A Saxon 15-17-5 division dropped to cadre in trade for the French loss of 1-5 engineer regiment and the reduction of 4*-5-7 light brigade to remnant. Each side spent RP, Germans lost 1 1/3 and French 5/6 morale points.
Large French forces advanced after combat into the contested hex and suffered right about 50% disruption for their troubles. It would take a very bold German to counterattack this hex on the mobile table, with the French enjoying -5 protection from woods, elite, national will, and mud.
In reaction, only one German army activated to conduct a few, unimportant shifts.
Exploitation, in this unusual turn, kept to the unusual pattern. Several disrupted formations moved out of the contested hex. To replace them, undisrupted formations moved into the hex and again managed to find significant safe, clear locations to assemble a defense.

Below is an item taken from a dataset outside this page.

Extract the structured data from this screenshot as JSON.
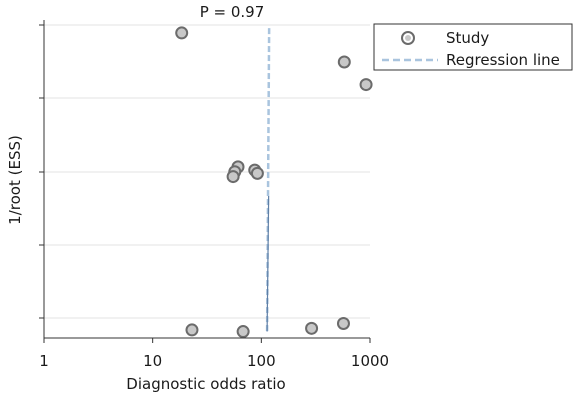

By the end of the turn, three of four French divisions and two of four regiments or brigades in the embattled forest were not disrupted and German chances of a successful counterattack had dropped to nearly nil.
Central Powers Turn
The Central Powers initial phase of February II 1915 passed with little activity to note: German forces rebuilt one cadre.
Central Powers movement in late February 1915 was a real reaction to newly exhibited Entente strength. Many previously ‘safe’ positions received reinforcements to counteract Entente prowess. Several brand-new entrenchments underwent renovation, resulting in handsome new fieldworks that would keep the Entente on the mobile table where the -2 for mud would make 3 and 4:1 attacks unsafe. Too, the Germans continued to conform in their tactics and operations to their attritional strategy, this time by massing against the French in 2520.
25 defense points in 2520 stood in fieldworks amid muddy mountains, semi-confident that their national will advantage would keep them safe from German attack. Three corps of Germans proved them wrong in a small but hard fought battle in which the Germans, but not the French, spent an RP. The French decision sent 6:1 odds spiraling up to 9:1 and transformed a sure BX into a likely DX, as indeed turned out to be the case. French forces reduced 6*-9-5 division to cadre and suffered 4-5-5 field artillery regiment destroyed for 1 1/3 morale points lost. German forces suffered 7*-8-5 cadre destroyed for 1/3 morale point lost.
It may be worth noting that with most 0-move artillery and the German siege train now disbanded the stockpiles of equipment points on both sides will no longer be quite so flush and that artillery and cadre losses may start to hurt more than has been the case in the past four months.
At the end of February 1915, Entente forces roused themselves to action in hopes of keeping the pressure on in their successful February offensive in the Ardennes. Three French armies activated for the purposes of shifting ever more of the best units of the French Army into the Ardennes sector and pulling increasing numbers of lower-rated formations southward out of that portion of the front. One British army likewise activated, pulling all but a non-overrunnable crust of forces from the frontline British trenches. Boringly, the offensively-poised French armies did not activate, so the phase passed without combat.
German exploitation at the end of February 1915 proved utterly unremarkable, with only the usual minor shifting of details.